Duke DBGroup Logo

Data-intensive Computing Systems
Programming Assignment 3

Course information
Course schedule and notes
Extra Materials
The deadline for this assignment is Monday, Oct 3, 5.00 PM.

The objective of this programming assignment is to better understand how Hadoop works. For this assignment, you should know how to start a Hadoop cluster on Amazon EC2. You can use the software that we have provided for this purpose --- see the Extra Materials section on the class page.

You will copy a dataset into HDFS (the Hadoop Distributed FileSystem) in the Hadoop cluster you started on Amazon EC2. We will be providing you a data generator that can generate data like the /cps216/common/TPC-DS/customer.dat and /cps216/common/TPC-DS/web_sales.dat datasets you used in programming assignment 1 (data generation instructions). This data generator can be run on the Hadoop cluster you started on Amazon EC2. The generator will also copy data in parallel into HDFS on the cluster. You are welcome to use other datasets you like as long as they satisfy three properties: (a) they go to 10GB or more in size, (b) you can meaningfully run WordCount, and (c) you don't have to copy the dataset back and forth between the Hadoop cluster on EC2 and your local machine at Duke every time (Amazon will charge for network traffic between EC2 machines and your local machine at Duke or elsewhere outside EC2; but note that Amazon will not charge for traffic between EC2 machines and Amazon S3 storage).

You need two MapReduce programs for this assignment. Program 1 is WordCount. You can use the WordCount program that you wrote for assignment 1. Just ensure that the WordCount program will work for the dataset that you will be working with. For example, datasets like /cps216/common/TPC-DS/customer.dat that you worked with in assignment 1 have the "|" symbol as the separator between words.

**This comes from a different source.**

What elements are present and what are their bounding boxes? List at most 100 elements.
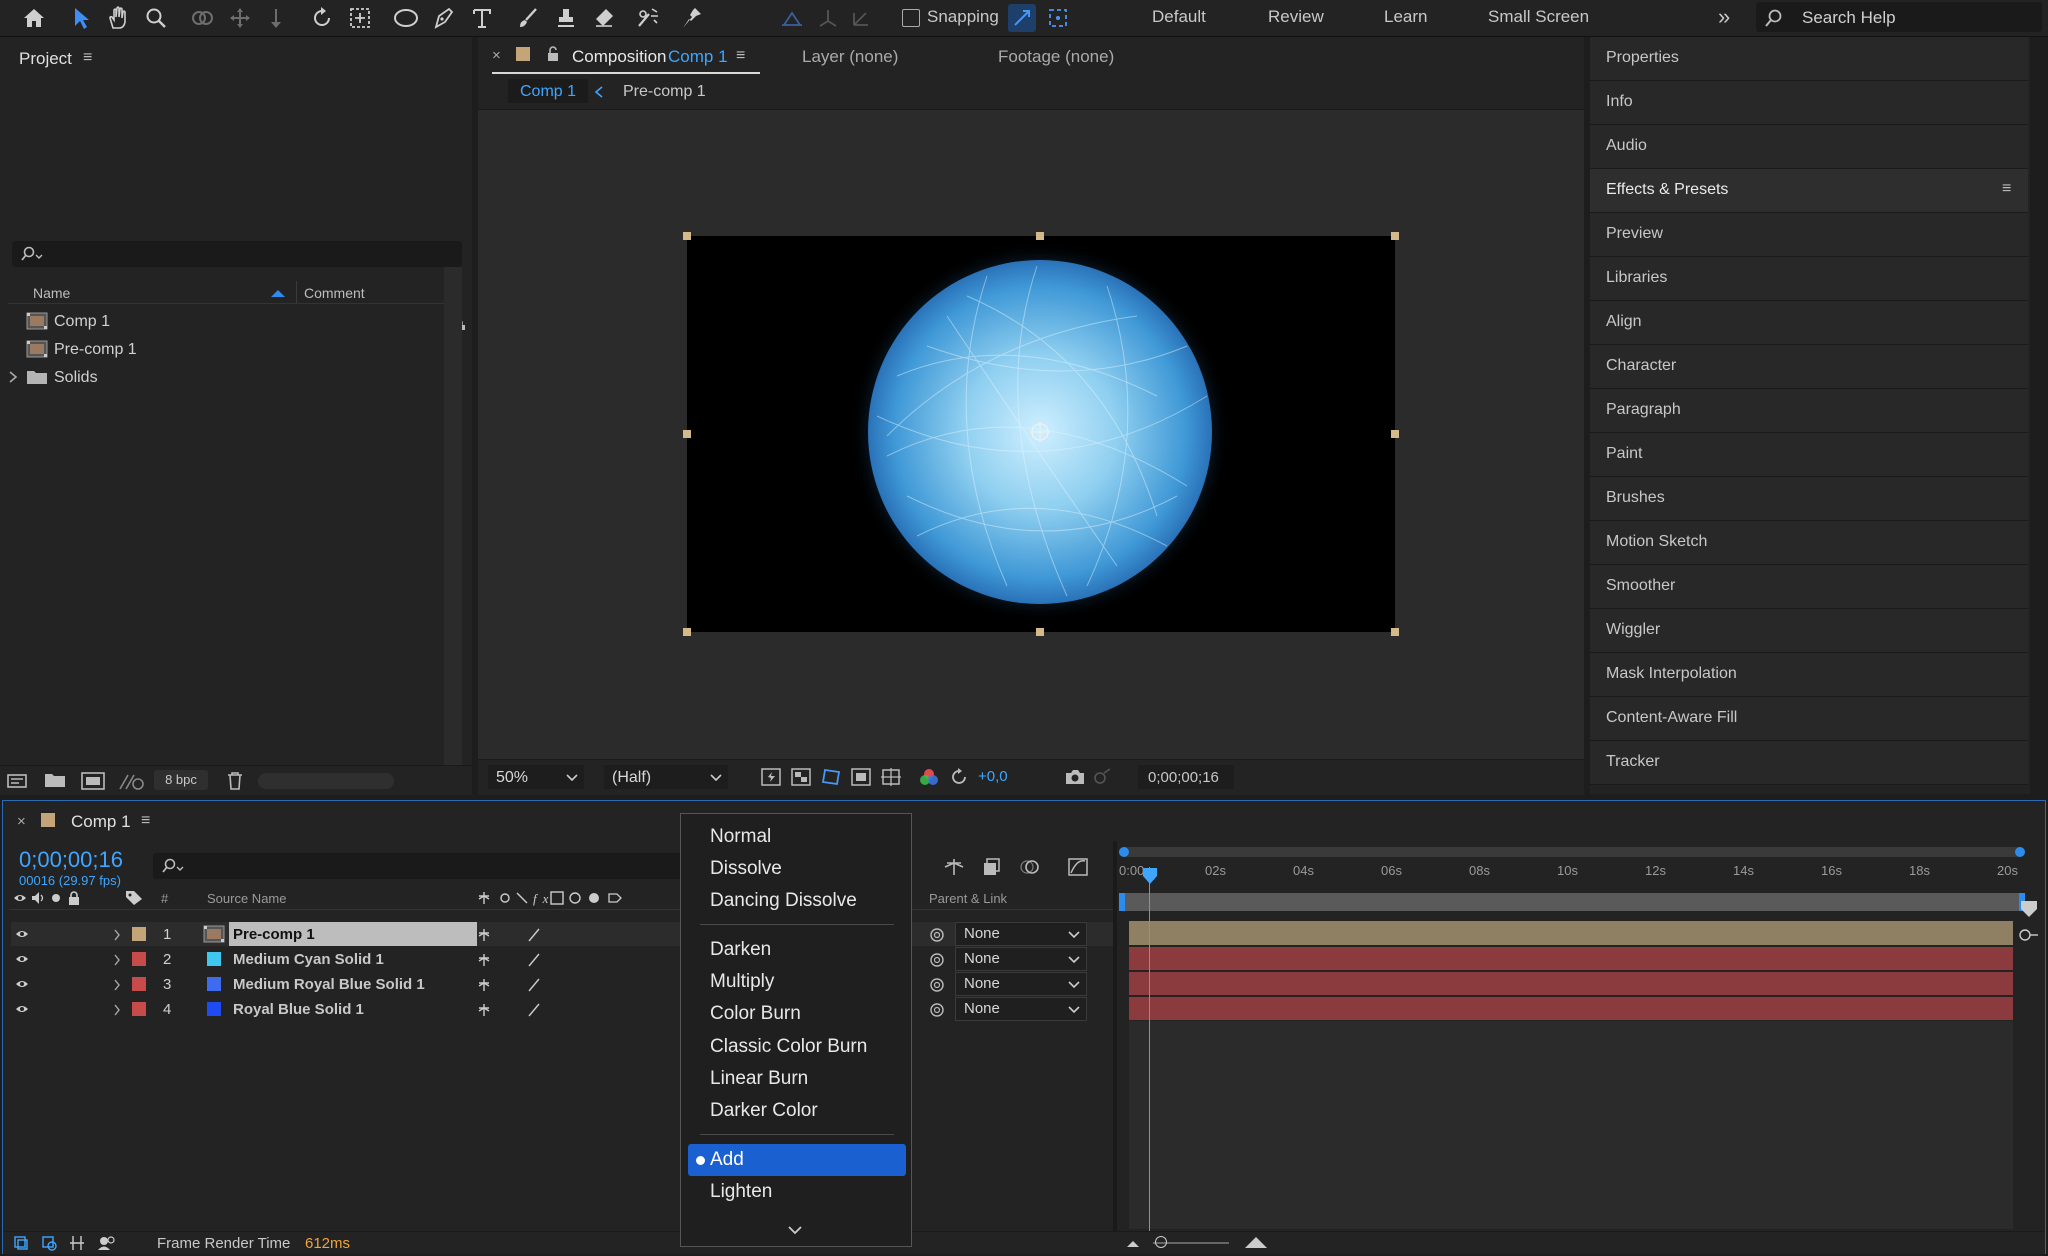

For example, the first record in /cps216/common/TPC-DS/customer.dat is:


Program 2 is of your choice, but it should come from the workload that you identified as part of Project 1.

The goal of this assignment is as follows: for each of the two programs, and an input dataset of size at least 10GB (GigaBytes), run the program with different number of reducers and three Hadoop cluster sizes: 2 slave nodes, 4 slave nodes, and 8 slave nodes. For each program, you should plot the running times observed for each Hadoop cluster size in a graph similar to the graph on the right side of the 25th slide (titled: Hadoop 75GB TeraSort) in the "How MapReduce Works (in Hadoop)" lecture slides (see: lecture slides). Note that the horizontal axis of this graph shows the number of reducers. The vertical axis shows the running time of the program. One way to get the running time is to use the JobTracker interface that is started by default on the 50030 port on the master node of the Hadoop cluster. Keep in mind that, on reboot, the JobTracker will remove information about the jobs it ran so far.

A natural question you may have is what different numbers of reducers you should consider in each case. We leave that for you to find out since the goal of this programming assignment is to better understand how Hadoop works. What we want to see is the trend as the number of reducers is varied in each case. For example, notice the trend in the right-side graph on the 25th slide in "How MapReduce Works (in Hadoop)". The running time starts off as very high for a small number of reducers, then it drops, then it goes up, and then it keeps coming down. You may not need to go up to 300 reducers or run the programs for each and every single value of the number of reducers. Choose wisely to understand the trend. Each "*" symbol in the right-side graph on the 25th slide shows one run of the program. Only 11 runs were done to understand the trend in this case.

Apart from your code, you should submit six graphs: one for each combination of program (WordCount, Your program from Project 1) and Hadoop cluster size (2/4/8 slave nodes).

For your convenience, we will be providing you the software for an "experiment harness". See here. This harness simplifies the task of running a MapReduce program on Hadoop repeatedly for different settings. Usage instructions will be posted and the TA will demonstrate its use in the TA sessions (basic harness instructions, running experiments instructions).